Sollen doch die ganzen Türken in Deutschland , die "ihren" Führer ja immer mehrheitlich und mit großem Hurra wählen , jetzt ihren Landsleuten zu Hilfe eilen !
Wir hier haben genug zu tun , uns um die Ukraine zu kümmern und das Land zu unterstützen !
Zumal bei den Wahlen in der Türkei die Türken , wie sich nun wiedereinmal herausstellt , offensichtlich wohl den Falschen gewählt haben !
Aber mit Mehrheit haben sie ihn gewählt und seinen autokratischen Budenzauber , den er seit seinem inzenierten angeblichen "Militärputsch" veranstaltet , mit Applaus unterstützt .
Während in Rußland , dem Iran oder Syrien in den dortigen immerwährenden Scheinwahlen dauerhaft gar nichts Anderes passiert , als daß der jeweilige Führer zum Schein "bestätigt" werden kann , verhält es sich in der Türkei doch noch etwas anders.
Zumal die Türkei , der Erdogan-Clan eine Hauptschuld am Syrien-Krieg und an der untragbaren Situation in Syrien trägt ( so versorgte die Türkei die islamistische Terrororganisation DAESH mit Waffen , damit diese einen eigenständigen Kurdenstaat in Irak-Syrien bekämpfen ) .
Die Verhinderungspolitik in Sachen Beitritt Schwedens und Finnlands und die beständige Kungelei mit Moskau seien auch genannt .
Mein Mitleid mit der Türkei hält sich in großen Grenzen !
"Zumal bei den Wahlen in der Türkei die Türken , wie sich nun wiedereinmal herausstellt , offensichtlich wohl den Falschen gewählt haben !"
Dass ausgerechnet Sie den Türken diesen Vorwurf machen ist ja lustig.
Nach Ihren bisherigen Beiträgen wählen die Deutschen mindestens seit 50 Jahren immer die Falschen . . .
Erstens gebietet es der Anstand, angesichts so vieler Toter und Obdachloser jede Möglichkeit der Hilfe in Betracht zu ziehen, zweitens haben die hier lebenden Türken sehr viel zum Aufbau dieses Landes beigetragen, drittens sind nicht alle Türken Fans von Erdogan und viertens muss soviel Hass doch wehtun – mir fehlen fast die Worte ob Ihrer Ausländerhetze. Sie müssen sehr verbittert sein, dass Ihnen jegliches Maß fehlt.

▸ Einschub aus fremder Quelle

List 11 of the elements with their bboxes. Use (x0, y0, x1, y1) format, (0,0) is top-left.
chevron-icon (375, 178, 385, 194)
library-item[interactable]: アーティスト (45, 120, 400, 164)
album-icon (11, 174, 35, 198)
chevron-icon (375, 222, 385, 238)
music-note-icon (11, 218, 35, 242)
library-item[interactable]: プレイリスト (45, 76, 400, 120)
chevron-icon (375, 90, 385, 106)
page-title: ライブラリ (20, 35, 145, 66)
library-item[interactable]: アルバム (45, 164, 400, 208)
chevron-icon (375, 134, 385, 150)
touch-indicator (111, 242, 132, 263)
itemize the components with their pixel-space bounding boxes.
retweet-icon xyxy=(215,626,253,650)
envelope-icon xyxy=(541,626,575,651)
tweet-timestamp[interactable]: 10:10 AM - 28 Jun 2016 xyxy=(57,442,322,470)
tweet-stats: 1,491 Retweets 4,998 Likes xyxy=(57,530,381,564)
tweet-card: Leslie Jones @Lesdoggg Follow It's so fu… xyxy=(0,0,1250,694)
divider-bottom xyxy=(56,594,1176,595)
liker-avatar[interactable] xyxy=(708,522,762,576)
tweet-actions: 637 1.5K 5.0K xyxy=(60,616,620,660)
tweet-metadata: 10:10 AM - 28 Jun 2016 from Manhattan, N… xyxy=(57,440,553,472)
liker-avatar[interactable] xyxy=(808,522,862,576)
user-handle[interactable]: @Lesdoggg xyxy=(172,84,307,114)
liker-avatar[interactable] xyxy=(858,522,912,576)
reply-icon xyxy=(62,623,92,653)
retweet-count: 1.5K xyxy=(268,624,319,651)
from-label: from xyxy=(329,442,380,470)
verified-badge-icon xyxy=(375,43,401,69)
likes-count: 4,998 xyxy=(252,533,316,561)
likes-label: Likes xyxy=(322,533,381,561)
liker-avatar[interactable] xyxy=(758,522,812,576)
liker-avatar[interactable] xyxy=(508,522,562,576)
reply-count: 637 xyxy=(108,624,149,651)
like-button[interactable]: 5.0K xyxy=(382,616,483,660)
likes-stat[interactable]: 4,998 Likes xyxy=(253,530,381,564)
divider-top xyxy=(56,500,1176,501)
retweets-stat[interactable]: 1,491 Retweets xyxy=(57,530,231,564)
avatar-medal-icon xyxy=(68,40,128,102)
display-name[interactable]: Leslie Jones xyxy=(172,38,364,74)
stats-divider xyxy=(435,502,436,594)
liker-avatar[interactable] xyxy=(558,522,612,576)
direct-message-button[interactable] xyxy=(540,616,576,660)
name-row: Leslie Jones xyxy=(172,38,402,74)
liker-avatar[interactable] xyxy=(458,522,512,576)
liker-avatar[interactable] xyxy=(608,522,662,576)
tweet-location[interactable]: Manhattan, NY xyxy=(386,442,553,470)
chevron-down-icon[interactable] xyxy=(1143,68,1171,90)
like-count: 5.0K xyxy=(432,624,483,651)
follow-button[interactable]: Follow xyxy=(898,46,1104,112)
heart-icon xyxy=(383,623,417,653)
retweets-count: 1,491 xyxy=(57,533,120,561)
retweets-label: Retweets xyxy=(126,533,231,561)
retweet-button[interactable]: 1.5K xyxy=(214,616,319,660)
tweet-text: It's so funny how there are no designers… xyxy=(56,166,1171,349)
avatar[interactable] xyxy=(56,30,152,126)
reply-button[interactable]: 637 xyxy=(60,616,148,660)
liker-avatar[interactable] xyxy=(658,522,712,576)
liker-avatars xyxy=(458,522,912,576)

Die Ukraine ist zum Spielball der Großmächte geworden, wie schuldig oder unschuldig will ich nicht beurteilen. Aber die Menschen, die nun durch das Erdbeben alles verloren haben, hatten keine Wahl – es hat arm und reich, jung und alt, Erdogan-Wähler und Erdogan-Nichtwähler gleichermaßen getroffen. Und wenn Hilfe gebraucht wird, ist es völlig egal, wer die politische Spitze vertritt. Es zählt nur der Mensch.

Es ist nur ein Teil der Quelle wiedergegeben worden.